I just started reading Craig Ferguson’s (of The Late Late Show fame) fiction novel called Between the Bridge and the River.
So far, I have only read the first three chapters, but Craig Ferguson is hilarious and painfully realistic at the same time. He sings his own theme song:

It’s Hard to Stay Up
It’s Been a Long, Long Day and You Got the Sandman at the Door
But Hang On, Leave the TV On and Let’s Do It Anyway
It’s OK, You Can Always Sleep Through Work Tomorrow, OK?
Hey Hey
Tomorrow’s Just a Future Yesterday

which you can hear by visiting http://www.cbs.com/latenight/latelate/ It’s at the bottom of the page on the right.

Inner Musings Posted for the World to Read. Yikes.

I am down. And the only thing I want to do is spend money. I want to buy a Playstation DS and Brain Age. I want to buy Set. I want to buy Cheez-its and Dr. Pepper. I want to buy any little gadget I see in Wal-Mart or Walgreens or wherever I’m shopping at at the moment.

Why? Why do I think that purchase is going to make me happy? Why do I think that something outside of myself could please me, ease me? I know that isn’t possible. I have to make myself happy. Do things for others, do things for myself. Buying things is only going to satisfy me on the surface, but tomorrow when I wake up, I’m just going to be down again because the newness has worn off.

Spending money isn’t actually a stress-release valve. It doesn’t let any steam out for real; it just simulates it. And unless I have been saving for the thing that I want to buy, it will just add more financial stress in the long run. I certainly don’t want more debt, because it sucks. I like PAYING for the things we buy. Little stress now, because I can’t HAVE everything I want RIGHT NOW (wow, I sound like a spoiled brat!), but much less stress later because we have paid for everything we HAVE purchase. *sigh*

It’s a long, hard journey, to change myself from a spender to a saver. I know Hubby can’t always see the improvements I’ve made, but I certainly can. Back in the olden golden days, If the bank account was low, I’d put it on whichever credit card wasn’t maxed out. Then, when the beginning of the semester came around, which means scholarship money, I’d pay off a credit card or two, and just start piling it back on. No self-control.

Now, I shop, browse, whet my desires (which I shouldn’t even do, because it makes this transition more painful), and go home empty handed. I MIGHT buy something small that I truly enjoy, like a pack of uni*ball visions or a nice journal or something less than 10 or 20 bucks. I might even consider buying something bigger with a credit card, and twice in the past month, once for $30 and once for $8, I did put it on the card. But most of the time, I’ll just consider paying with plastic, carry it around for a while, then put it down, victorious.

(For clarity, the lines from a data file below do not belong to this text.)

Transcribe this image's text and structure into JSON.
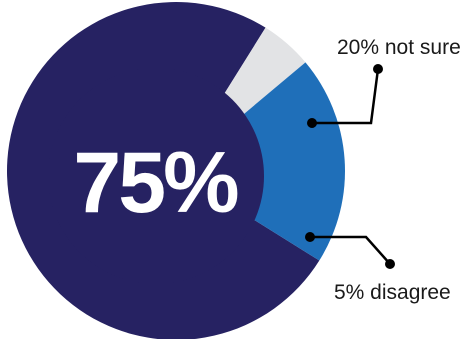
{
  "chart_data": {
    "type": "pie",
    "title": "",
    "slices": [
      {
        "label": "75%",
        "value": 75,
        "color": "#262262"
      },
      {
        "label": "20% not sure",
        "value": 20,
        "color": "#1f6fb9"
      },
      {
        "label": "5% disagree",
        "value": 5,
        "color": "#e2e3e5"
      }
    ],
    "center_label": "75%",
    "annotations": [
      {
        "text": "20% not sure"
      },
      {
        "text": "5% disagree"
      }
    ],
    "legend": "none",
    "grid": false
  }
}
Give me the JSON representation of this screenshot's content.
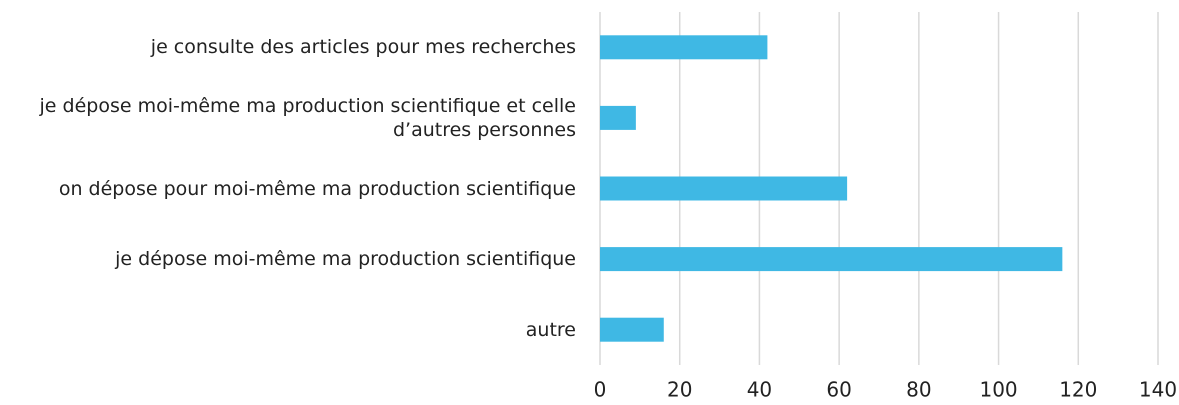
{
  "chart_data": {
    "type": "barh",
    "categories": [
      "je consulte des articles pour mes recherches",
      "je dépose moi-même ma production scientifique et celle d’autres personnes",
      "on dépose pour moi-même ma production scientifique",
      "je dépose moi-même ma production scientifique",
      "autre"
    ],
    "values": [
      42,
      9,
      62,
      116,
      16
    ],
    "color": "#3fb8e4",
    "xlim": [
      0,
      140
    ],
    "xticks": [
      0,
      20,
      40,
      60,
      80,
      100,
      120,
      140
    ],
    "grid": true
  }
}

Everything is paid for with the checking account. That’s a huge success right there. I like seeing this developing self-control. It’s painful, though. And it’s a long process. I love not having a bunch of irrational, unreasonable debt. We owe a little bit right now, but we did it purposefully, for things that we considered buying for months. And we never put the entire purchase on the card; we always paid for part of it with cash. *sigh* Maybe I just needed to get this all out to someone who’d listen without telling me how much further I have to go. I prefer looking back and seeing the successes than looking ahead and see the mountain still ahead of me; it gives me strength and doesn’t make me feel bad. Ah. Sweet release.